Buying up foreign assets is one thing, integrating them another
China has overtaken the US in foreign mergers and acquisitions for the first time, but for the buyers the real work starts now
Start the drum roll, pop the champagne cork. China has overtaken the United States in foreign mergers and acquisitions for the first time, taking their total value to US$173.9 billion in the first nine months of this year, a jump of 68 per cent from 2015. For years, America has been the big spender in foreign buying. China is catching up. But after the frantic global M&A activities from last year, the slowdown, which is almost across the board this year, is to be expected. Foreign purchases are down year on year by 27 per cent in the US, 18 per cent in Europe and 27 per cent in Asia-Pacific in the first half of this year.

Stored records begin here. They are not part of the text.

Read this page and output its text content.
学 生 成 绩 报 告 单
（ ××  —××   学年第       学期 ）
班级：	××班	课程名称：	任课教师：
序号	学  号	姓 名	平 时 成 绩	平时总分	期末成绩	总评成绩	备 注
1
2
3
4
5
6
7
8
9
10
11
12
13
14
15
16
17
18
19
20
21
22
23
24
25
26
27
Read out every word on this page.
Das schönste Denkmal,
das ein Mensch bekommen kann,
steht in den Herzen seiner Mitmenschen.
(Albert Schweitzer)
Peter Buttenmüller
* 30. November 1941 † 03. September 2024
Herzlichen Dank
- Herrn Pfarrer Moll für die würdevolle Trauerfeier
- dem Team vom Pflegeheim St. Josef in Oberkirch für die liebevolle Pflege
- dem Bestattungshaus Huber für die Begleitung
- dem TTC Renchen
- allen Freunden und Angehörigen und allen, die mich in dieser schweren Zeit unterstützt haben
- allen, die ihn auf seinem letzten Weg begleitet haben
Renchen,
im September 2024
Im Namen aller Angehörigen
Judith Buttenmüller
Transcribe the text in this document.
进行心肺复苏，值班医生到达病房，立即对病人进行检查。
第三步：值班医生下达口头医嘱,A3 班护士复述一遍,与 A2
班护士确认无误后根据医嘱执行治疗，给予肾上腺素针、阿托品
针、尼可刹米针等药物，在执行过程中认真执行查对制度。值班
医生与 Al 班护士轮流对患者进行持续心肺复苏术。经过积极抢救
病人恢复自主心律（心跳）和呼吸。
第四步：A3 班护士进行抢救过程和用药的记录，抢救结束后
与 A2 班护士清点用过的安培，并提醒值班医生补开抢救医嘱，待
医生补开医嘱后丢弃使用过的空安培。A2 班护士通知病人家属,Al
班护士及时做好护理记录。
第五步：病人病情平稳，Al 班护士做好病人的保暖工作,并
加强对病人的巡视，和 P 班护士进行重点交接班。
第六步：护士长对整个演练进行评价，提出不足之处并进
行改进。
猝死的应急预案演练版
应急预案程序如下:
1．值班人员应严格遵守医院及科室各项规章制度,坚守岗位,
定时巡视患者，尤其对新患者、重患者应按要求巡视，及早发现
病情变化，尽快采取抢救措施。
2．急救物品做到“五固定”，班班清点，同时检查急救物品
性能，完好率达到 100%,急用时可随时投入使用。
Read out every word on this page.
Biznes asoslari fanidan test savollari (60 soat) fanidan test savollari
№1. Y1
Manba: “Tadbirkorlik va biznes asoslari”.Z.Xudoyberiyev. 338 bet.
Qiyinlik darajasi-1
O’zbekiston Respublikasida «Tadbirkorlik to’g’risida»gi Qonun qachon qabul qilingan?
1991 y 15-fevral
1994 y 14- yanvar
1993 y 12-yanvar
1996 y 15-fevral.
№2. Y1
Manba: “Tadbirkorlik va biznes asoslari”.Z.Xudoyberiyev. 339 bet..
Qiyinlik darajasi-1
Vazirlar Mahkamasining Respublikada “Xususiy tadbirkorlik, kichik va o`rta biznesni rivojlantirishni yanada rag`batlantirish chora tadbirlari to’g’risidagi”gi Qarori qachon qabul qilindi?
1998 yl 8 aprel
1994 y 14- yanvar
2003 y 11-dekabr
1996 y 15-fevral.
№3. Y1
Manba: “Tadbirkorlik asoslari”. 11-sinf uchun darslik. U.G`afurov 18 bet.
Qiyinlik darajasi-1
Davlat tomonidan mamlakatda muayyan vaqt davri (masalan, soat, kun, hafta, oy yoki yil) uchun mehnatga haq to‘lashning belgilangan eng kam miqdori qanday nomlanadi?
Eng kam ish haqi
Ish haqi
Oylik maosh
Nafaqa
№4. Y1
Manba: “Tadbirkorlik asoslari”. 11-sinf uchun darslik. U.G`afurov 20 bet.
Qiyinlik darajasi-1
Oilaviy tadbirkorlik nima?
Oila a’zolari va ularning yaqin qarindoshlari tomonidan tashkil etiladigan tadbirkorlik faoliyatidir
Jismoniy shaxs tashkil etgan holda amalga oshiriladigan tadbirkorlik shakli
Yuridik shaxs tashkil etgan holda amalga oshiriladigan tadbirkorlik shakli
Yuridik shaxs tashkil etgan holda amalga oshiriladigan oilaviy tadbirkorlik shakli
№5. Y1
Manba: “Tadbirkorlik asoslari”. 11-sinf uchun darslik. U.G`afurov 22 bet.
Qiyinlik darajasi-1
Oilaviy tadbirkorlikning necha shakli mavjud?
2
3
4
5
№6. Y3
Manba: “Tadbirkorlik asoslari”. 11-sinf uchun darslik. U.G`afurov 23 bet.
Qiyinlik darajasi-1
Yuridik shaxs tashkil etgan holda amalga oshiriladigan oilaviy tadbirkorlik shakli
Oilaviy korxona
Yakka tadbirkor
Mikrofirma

So, in a slower year, China has emerged as No 1. Nevertheless, this trend is likely to continue for China.
State-owned firms are expanding their global reach, with particular interest in strategic sectors such as energy, agriculture and resources. But the private sector is catching up as the home market is becoming saturated and too competitive.
As the Chinese middle class expands, foreign buying is no longer confined to what the state dictates, but what ordinary Chinese consumers want, most notably Hollywood entertainment. Hence the twin purchases of US film companies Carmike Cinemas for US$1.1 billion and Legendary Entertainment, the company that produced such mega hits as The Dark Knight and Jurassic World, for US$3.5 billion by Dalian Wanda, the mainland conglomerate.
Meanwhile, as Europe continues to struggle, assets in many places are being targeted. ChemChina, the chemicals group, is attempting the country’s largest buyout of a foreign company with a US$43.8 billion, all-cash offer for the Swiss agri-giant Syngeta. China’s Midea has taken over Kuka, a jewel of Germany’s robotic engineering sector. But this has raised serious concerns in Berlin and elsewhere.
German Chancellor Angela Merkel did not mince words when she said if China wanted to enter other countries’ key industries, it would have to open up its own. Well, if China’s ventures overseas add to pressure for it to further liberalise its economy, it is surely a good thing.
The successful purchase of a foreign asset is only the beginning. Differences in corporate culture mean hard work and precious time need to be put in to digest a prized acquisition. Upgrading corporate governance and management will be a huge positive for China. But no one should think all these will be smooth sailing.